Tuesday, March 10, 2015

Shami Chakrabarti reveals Baileys women’s prize for fiction longlist

The Liberty director, who is chair of this year’s judges, says we are “still nowhere near where we should be” when it comes to literary recognition for women

Shami Chakrabarti
Shami Chakrabarti is chair of the judges for this year’s Baileys women’s prize for fiction. Photograph: Roger Askew/Rex
The women’s prize for fiction, established to redress the tendency by literary awards to overlook writing by women, is now in its 20th year, but chair of this year’s judges Shami Chakrabarti believes we are “still nowhere near where we should be” when it comes to literary recognition for women.

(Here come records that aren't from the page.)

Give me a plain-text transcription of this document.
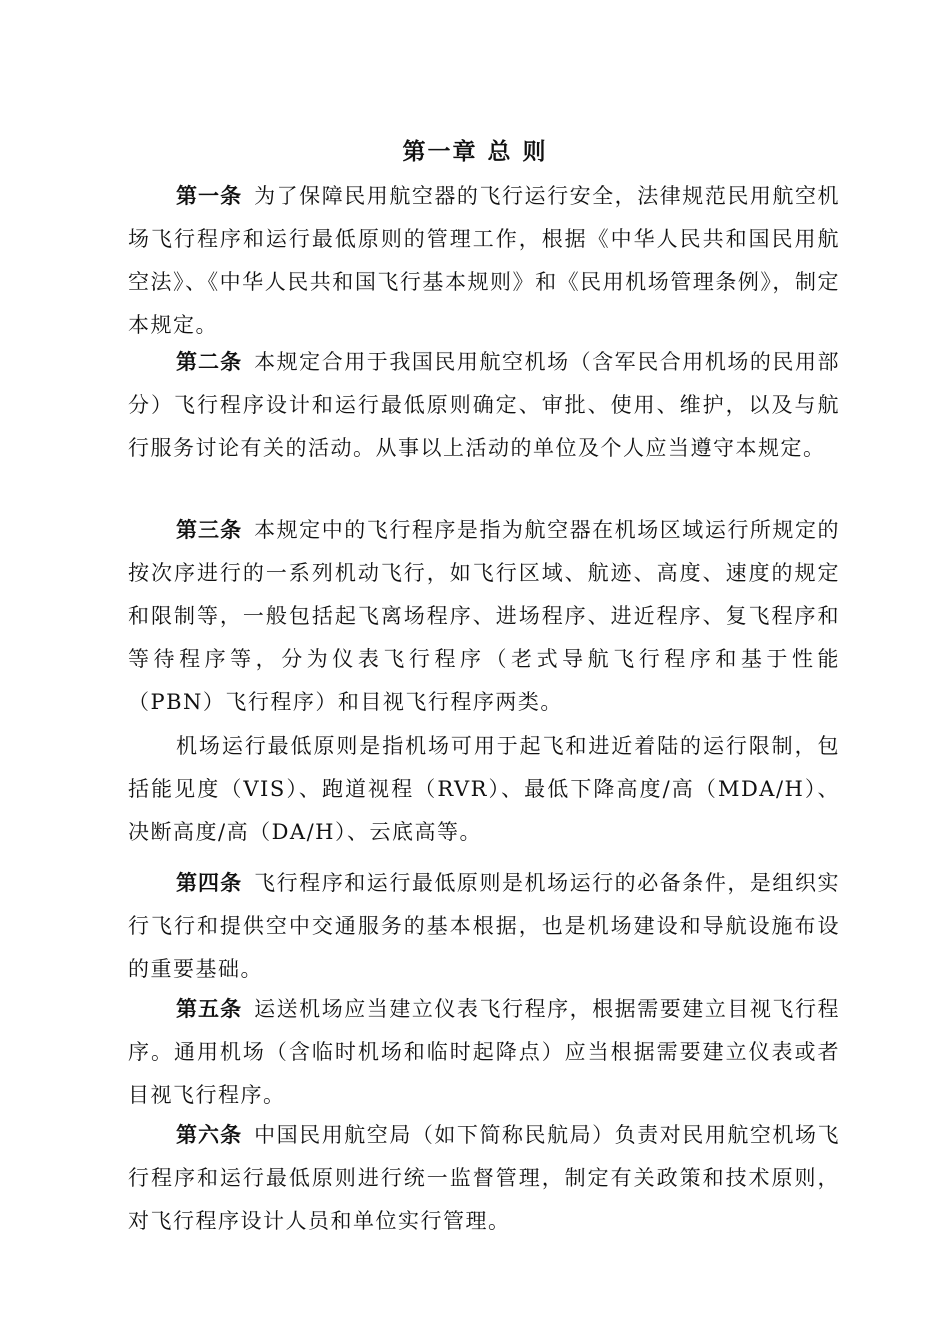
第一章 总 则

第一条 为了保障民用航空器的飞行运行安全，法律规范民用航空机场飞行程序和运行最低原则的管理工作，根据《中华人民共和国民用航空法》、《中华人民共和国飞行基本规则》和《民用机场管理条例》，制定本规定。

第二条 本规定合用于我国民用航空机场（含军民合用机场的民用部分）飞行程序设计和运行最低原则确定、审批、使用、维护，以及与航行服务讨论有关的活动。从事以上活动的单位及个人应当遵守本规定。

第三条 本规定中的飞行程序是指为航空器在机场区域运行所规定的按次序进行的一系列机动飞行，如飞行区域、航迹、高度、速度的规定和限制等，一般包括起飞离场程序、进场程序、进近程序、复飞程序和等待程序等，分为仪表飞行程序（老式导航飞行程序和基于性能（PBN）飞行程序）和目视飞行程序两类。

机场运行最低原则是指机场可用于起飞和进近着陆的运行限制，包括能见度（VIS）、跑道视程（RVR）、最低下降高度/高（MDA/H）、决断高度/高（DA/H）、云底高等。

第四条 飞行程序和运行最低原则是机场运行的必备条件，是组织实行飞行和提供空中交通服务的基本根据，也是机场建设和导航设施布设的重要基础。

第五条 运送机场应当建立仪表飞行程序，根据需要建立目视飞行程序。通用机场（含临时机场和临时起降点）应当根据需要建立仪表或者目视飞行程序。

第六条 中国民用航空局（如下简称民航局）负责对民用航空机场飞行程序和运行最低原则进行统一监督管理，制定有关政策和技术原则，对飞行程序设计人员和单位实行管理。
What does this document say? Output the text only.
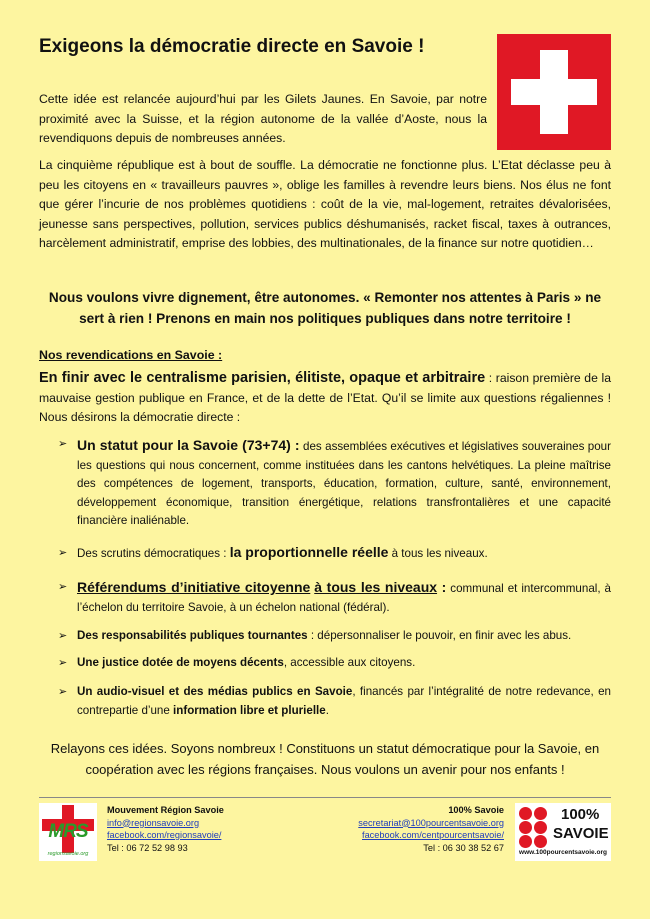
Exigeons la démocratie directe en Savoie !

Cette idée est relancée aujourd’hui par les Gilets Jaunes. En Savoie, par notre proximité avec la Suisse, et la région autonome de la vallée d’Aoste, nous la revendiquons depuis de nombreuses années.

La cinquième république est à bout de souffle. La démocratie ne fonctionne plus. L’Etat déclasse peu à peu les citoyens en « travailleurs pauvres », oblige les familles à revendre leurs biens. Nos élus ne font que gérer l’incurie de nos problèmes quotidiens : coût de la vie, mal-logement, retraites dévalorisées, jeunesse sans perspectives, pollution, services publics déshumanisés, racket fiscal, taxes à outrances, harcèlement administratif, emprise des lobbies, des multinationales, de la finance sur notre quotidien…

Nous voulons vivre dignement, être autonomes. « Remonter nos attentes à Paris » ne sert à rien ! Prenons en main nos politiques publiques dans notre territoire !

Nos revendications en Savoie :

En finir avec le centralisme parisien, élitiste, opaque et arbitraire : raison première de la mauvaise gestion publique en France, et de la dette de l’Etat. Qu’il se limite aux questions régaliennes ! Nous désirons la démocratie directe :

➢ Un statut pour la Savoie (73+74) : des assemblées exécutives et législatives souveraines pour les questions qui nous concernent, comme instituées dans les cantons helvétiques. La pleine maîtrise des compétences de logement, transports, éducation, formation, culture, santé, environnement, développement économique, transition énergétique, relations transfrontalières et une capacité financière inaliénable.

➢ Des scrutins démocratiques : la proportionnelle réelle à tous les niveaux.

➢ Référendums d’initiative citoyenne à tous les niveaux : communal et intercommunal, à l’échelon du territoire Savoie, à un échelon national (fédéral).

➢ Des responsabilités publiques tournantes : dépersonnaliser le pouvoir, en finir avec les abus.

➢ Une justice dotée de moyens décents, accessible aux citoyens.

➢ Un audio-visuel et des médias publics en Savoie, financés par l’intégralité de notre redevance, en contrepartie d’une information libre et plurielle.

Relayons ces idées. Soyons nombreux ! Constituons un statut démocratique pour la Savoie, en coopération avec les régions françaises. Nous voulons un avenir pour nos enfants !

MRS
regionsavoie.org
Mouvement Région Savoie
info@regionsavoie.org
facebook.com/regionsavoie/
Tel : 06 72 52 98 93
100% Savoie
secretariat@100pourcentsavoie.org
facebook.com/centpourcentsavoie/
Tel : 06 30 38 52 67
100%
SAVOIE
www.100pourcentsavoie.org
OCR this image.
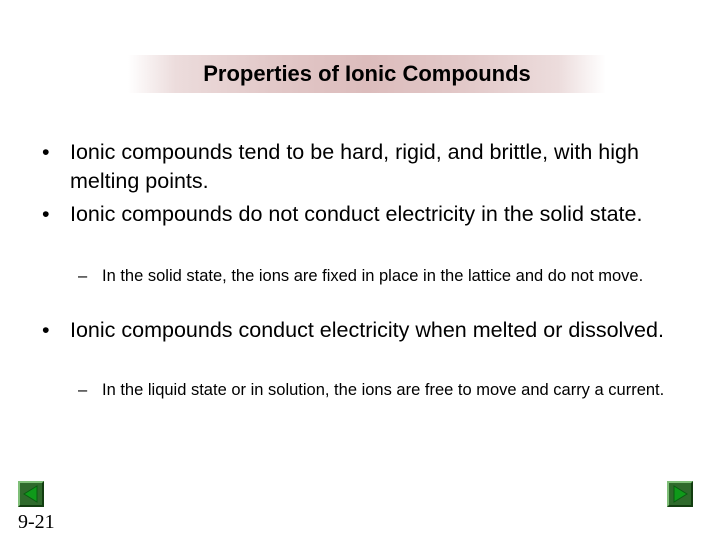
Properties of Ionic Compounds
• Ionic compounds tend to be hard, rigid, and brittle, with high melting points.
• Ionic compounds do not conduct electricity in the solid state.
– In the solid state, the ions are fixed in place in the lattice and do not move.
• Ionic compounds conduct electricity when melted or dissolved.
– In the liquid state or in solution, the ions are free to move and carry a current.
9-21
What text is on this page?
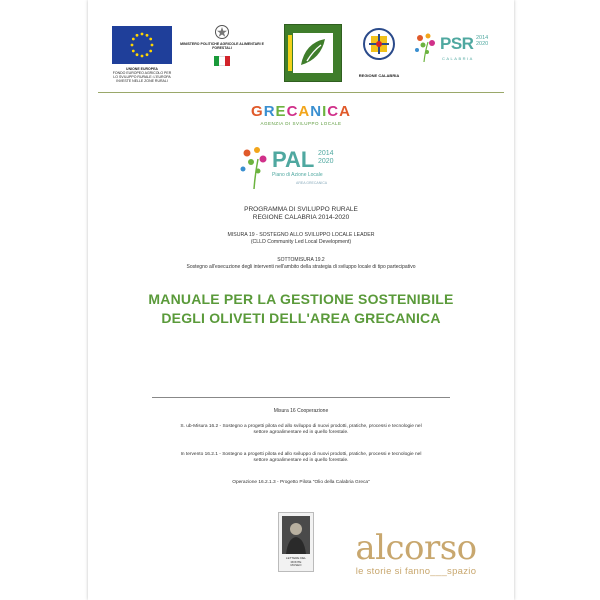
UNIONE EUROPEA
FONDO EUROPEO AGRICOLO PER LO SVILUPPO RURALE: L'EUROPA INVESTE NELLE ZONE RURALI
MINISTERO POLITICHE AGRICOLE ALIMENTARI E FORESTALI
REGIONE CALABRIA
PSR 2014
2020
CALABRIA
GRECANICA
AGENZIA DI SVILUPPO LOCALE
PAL 2014
2020
Piano di Azione Locale
AREA GRECANICA
PROGRAMMA DI SVILUPPO RURALE
REGIONE CALABRIA 2014-2020
MISURA 19 - SOSTEGNO ALLO SVILUPPO LOCALE LEADER
(CLLD Community Led Local Development)
SOTTOMISURA 19.2
Sostegno all'esecuzione degli interventi nell'ambito della strategia di sviluppo locale di tipo partecipativo
MANUALE PER LA GESTIONE SOSTENIBILE
DEGLI OLIVETI DELL'AREA GRECANICA
Misura 16 Cooperazione
S. ub-Misura 16.2 - Sostegno a progetti pilota ed allo sviluppo di nuovi prodotti, pratiche, processi e tecnologie nel
settore agroalimentare ed in quello forestale.
In tervento 16.2.1 - Sostegno a progetti pilota ed allo sviluppo di nuovi prodotti, pratiche, processi e tecnologie nel
settore agroalimentare ed in quello forestale.
Operazione 16.2.1.3 - Progetto Pilota "Olio della Calabria Greca"
LETTERE DEL MONTE
MUSEO	alcorso
le storie si fanno___spazio
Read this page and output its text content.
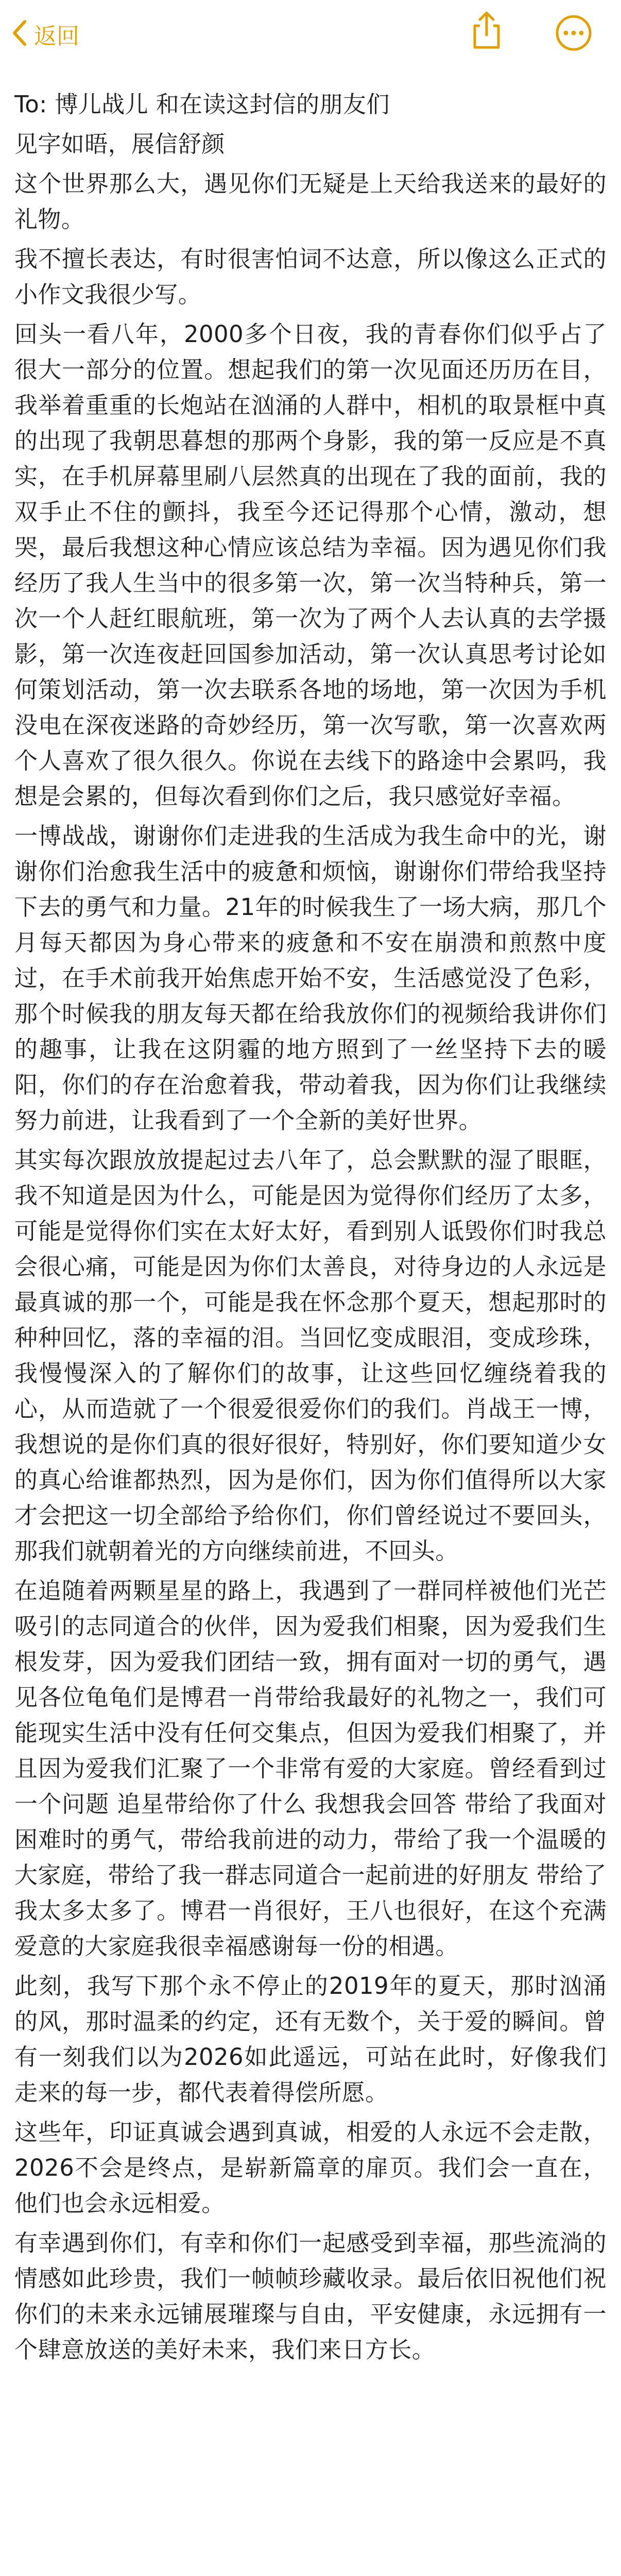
返回

To: 博儿战儿 和在读这封信的朋友们

见字如晤，展信舒颜

这个世界那么大，遇见你们无疑是上天给我送来的最好的礼物。

我不擅长表达，有时很害怕词不达意，所以像这么正式的小作文我很少写。

回头一看八年，2000多个日夜，我的青春你们似乎占了很大一部分的位置。想起我们的第一次见面还历历在目，我举着重重的长炮站在汹涌的人群中，相机的取景框中真的出现了我朝思暮想的那两个身影，我的第一反应是不真实，在手机屏幕里刷八层然真的出现在了我的面前，我的双手止不住的颤抖，我至今还记得那个心情，激动，想哭，最后我想这种心情应该总结为幸福。因为遇见你们我经历了我人生当中的很多第一次，第一次当特种兵，第一次一个人赶红眼航班，第一次为了两个人去认真的去学摄影，第一次连夜赶回国参加活动，第一次认真思考讨论如何策划活动，第一次去联系各地的场地，第一次因为手机没电在深夜迷路的奇妙经历，第一次写歌，第一次喜欢两个人喜欢了很久很久。你说在去线下的路途中会累吗，我想是会累的，但每次看到你们之后，我只感觉好幸福。

一博战战，谢谢你们走进我的生活成为我生命中的光，谢谢你们治愈我生活中的疲惫和烦恼，谢谢你们带给我坚持下去的勇气和力量。21年的时候我生了一场大病，那几个月每天都因为身心带来的疲惫和不安在崩溃和煎熬中度过，在手术前我开始焦虑开始不安，生活感觉没了色彩，那个时候我的朋友每天都在给我放你们的视频给我讲你们的趣事，让我在这阴霾的地方照到了一丝坚持下去的暖阳，你们的存在治愈着我，带动着我，因为你们让我继续努力前进，让我看到了一个全新的美好世界。

其实每次跟放放提起过去八年了，总会默默的湿了眼眶，我不知道是因为什么，可能是因为觉得你们经历了太多，可能是觉得你们实在太好太好，看到别人诋毁你们时我总会很心痛，可能是因为你们太善良，对待身边的人永远是最真诚的那一个，可能是我在怀念那个夏天，想起那时的种种回忆，落的幸福的泪。当回忆变成眼泪，变成珍珠，我慢慢深入的了解你们的故事，让这些回忆缠绕着我的心，从而造就了一个很爱很爱你们的我们。肖战王一博，我想说的是你们真的很好很好，特别好，你们要知道少女的真心给谁都热烈，因为是你们，因为你们值得所以大家才会把这一切全部给予给你们，你们曾经说过不要回头，那我们就朝着光的方向继续前进，不回头。

在追随着两颗星星的路上，我遇到了一群同样被他们光芒吸引的志同道合的伙伴，因为爱我们相聚，因为爱我们生根发芽，因为爱我们团结一致，拥有面对一切的勇气，遇见各位龟龟们是博君一肖带给我最好的礼物之一，我们可能现实生活中没有任何交集点，但因为爱我们相聚了，并且因为爱我们汇聚了一个非常有爱的大家庭。曾经看到过一个问题 追星带给你了什么 我想我会回答 带给了我面对困难时的勇气，带给我前进的动力，带给了我一个温暖的大家庭，带给了我一群志同道合一起前进的好朋友 带给了我太多太多了。博君一肖很好，王八也很好，在这个充满爱意的大家庭我很幸福感谢每一份的相遇。

此刻，我写下那个永不停止的2019年的夏天，那时汹涌的风，那时温柔的约定，还有无数个，关于爱的瞬间。曾有一刻我们以为2026如此遥远，可站在此时，好像我们走来的每一步，都代表着得偿所愿。

这些年，印证真诚会遇到真诚，相爱的人永远不会走散，2026不会是终点，是崭新篇章的扉页。我们会一直在，他们也会永远相爱。

有幸遇到你们，有幸和你们一起感受到幸福，那些流淌的情感如此珍贵，我们一帧帧珍藏收录。最后依旧祝他们祝你们的未来永远铺展璀璨与自由，平安健康，永远拥有一个肆意放送的美好未来，我们来日方长。
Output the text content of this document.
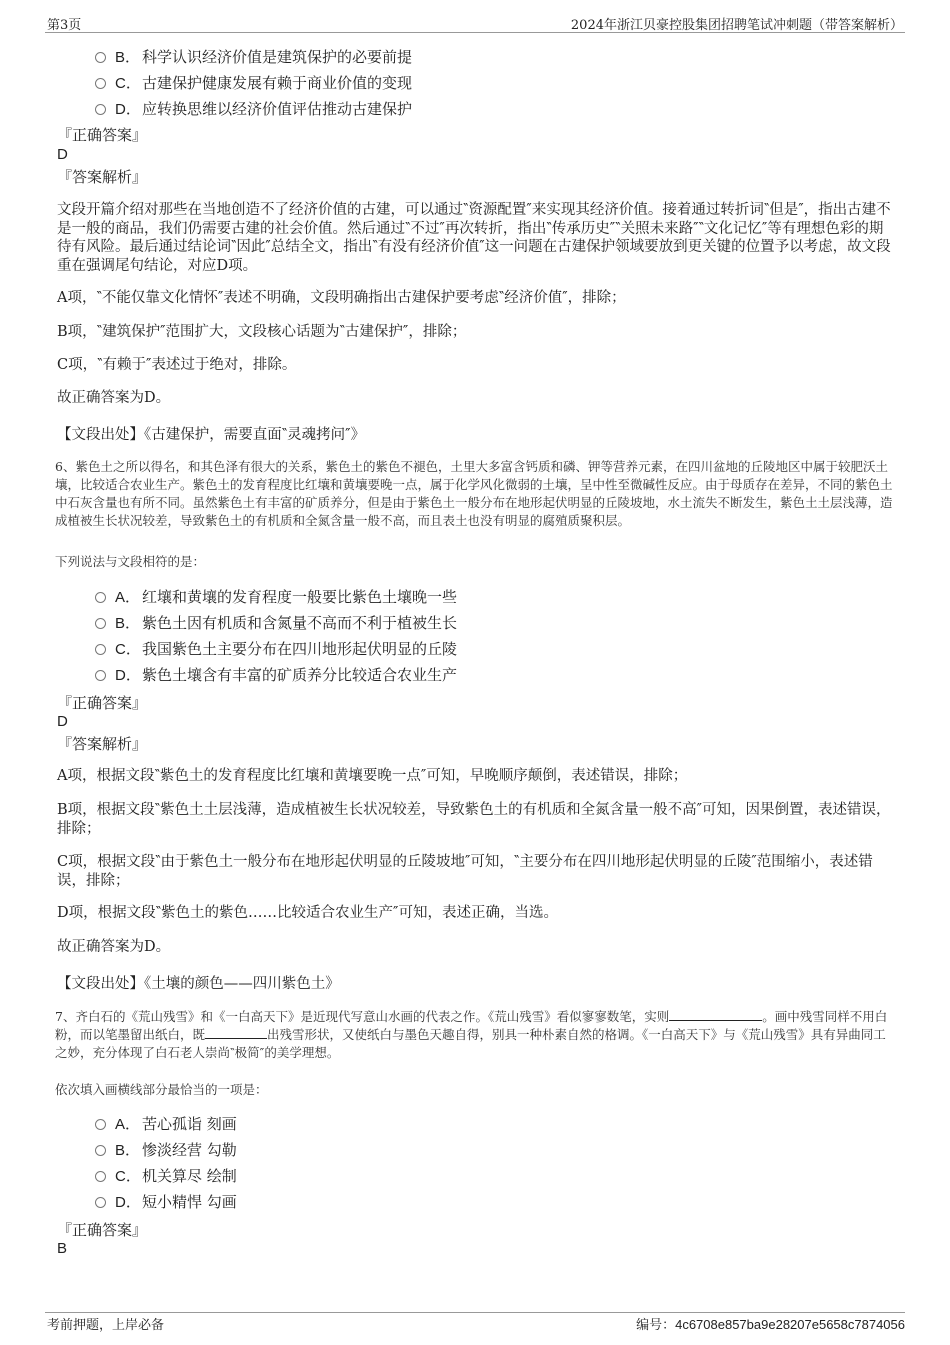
第3页	2024年浙江贝豪控股集团招聘笔试冲刺题（带答案解析）
B． 科学认识经济价值是建筑保护的必要前提
C．古建保护健康发展有赖于商业价值的变现
D．应转换思维以经济价值评估推动古建保护
『正确答案』
D
『答案解析』
文段开篇介绍对那些在当地创造不了经济价值的古建，可以通过‶资源配置″来实现其经济价值。接着通过转折词‶但是″，指出古建不是一般的商品，我们仍需要古建的社会价值。然后通过‶不过″再次转折，指出‶传承历史″‶关照未来路″‶文化记忆″等有理想色彩的期待有风险。最后通过结论词‶因此″总结全文，指出‶有没有经济价值″这一问题在古建保护领域要放到更关键的位置予以考虑，故文段重在强调尾句结论，对应D项。
A项，‶不能仅靠文化情怀″表述不明确，文段明确指出古建保护要考虑‶经济价值″，排除；
B项，‶建筑保护″范围扩大，文段核心话题为‶古建保护″，排除；
C项，‶有赖于″表述过于绝对，排除。
故正确答案为D。
【文段出处】《古建保护，需要直面‶灵魂拷问″》
6、紫色土之所以得名，和其色泽有很大的关系，紫色土的紫色不褪色，土里大多富含钙质和磷、钾等营养元素，在四川盆地的丘陵地区中属于较肥沃土壤，比较适合农业生产。紫色土的发育程度比红壤和黄壤要晚一点，属于化学风化微弱的土壤，呈中性至微碱性反应。由于母质存在差异，不同的紫色土中石灰含量也有所不同。虽然紫色土有丰富的矿质养分，但是由于紫色土一般分布在地形起伏明显的丘陵坡地，水土流失不断发生，紫色土土层浅薄，造成植被生长状况较差，导致紫色土的有机质和全氮含量一般不高，而且表土也没有明显的腐殖质聚积层。
下列说法与文段相符的是：
A． 红壤和黄壤的发育程度一般要比紫色土壤晚一些
B． 紫色土因有机质和含氮量不高而不利于植被生长
C．我国紫色土主要分布在四川地形起伏明显的丘陵
D．紫色土壤含有丰富的矿质养分比较适合农业生产
『正确答案』
D
『答案解析』
A项，根据文段‶紫色土的发育程度比红壤和黄壤要晚一点″可知，早晚顺序颠倒，表述错误，排除；
B项，根据文段‶紫色土土层浅薄，造成植被生长状况较差，导致紫色土的有机质和全氮含量一般不高″可知，因果倒置，表述错误，排除；
C项，根据文段‶由于紫色土一般分布在地形起伏明显的丘陵坡地″可知，‶主要分布在四川地形起伏明显的丘陵″范围缩小，表述错误，排除；
D项，根据文段‶紫色土的紫色……比较适合农业生产″可知，表述正确，当选。
故正确答案为D。
【文段出处】《土壤的颜色——四川紫色土》
7、齐白石的《荒山残雪》和《一白高天下》是近现代写意山水画的代表之作。《荒山残雪》看似寥寥数笔，实则	。画中残雪同样不用白粉，而以笔墨留出纸白，既	出残雪形状，又使纸白与墨色天趣自得，别具一种朴素自然的格调。《一白高天下》与《荒山残雪》具有异曲同工之妙，充分体现了白石老人崇尚‶极简″的美学理想。
依次填入画横线部分最恰当的一项是：
A． 苦心孤诣 刻画
B． 惨淡经营 勾勒
C．机关算尽 绘制
D．短小精悍 勾画
『正确答案』
B
考前押题，上岸必备	编号：4c6708e857ba9e28207e5658c7874056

Announcing a longlist of 20 titles for the Baileys women’s prize for fiction, which runs the gamut from literary works by the likes of Ali Smith, Anne Tyler, Kamila Shamsie, Sarah Waters and Rachel Cusk to dystopian science fiction and thrillers, the Liberty director was adamant that there is still a place for a literary award focusing on women’s fiction.
Gender injustice, said the campaigner, is “the greatest human rights violation in the world ... like an apartheid. It’s global in reach and millennial in duration. It’s certainly not a time to be doing anything less.”
The women’s prize for fiction was launched in the wake of the judges’ failure to shortlist a single female author for the Booker prize of 1991. Literary figures led by the author Kate Mosse discovered that “by 1992, only 10% of novelists shortlisted for the Booker prize had been women”; by 1996, their plan to launch an award solely for women had come to fruition. After years of sponsorship by Orange, the 2013 award was privately funded by sponsors including Cherie Blair and Joanna Trollope. The prize is now sponsored by Baileys.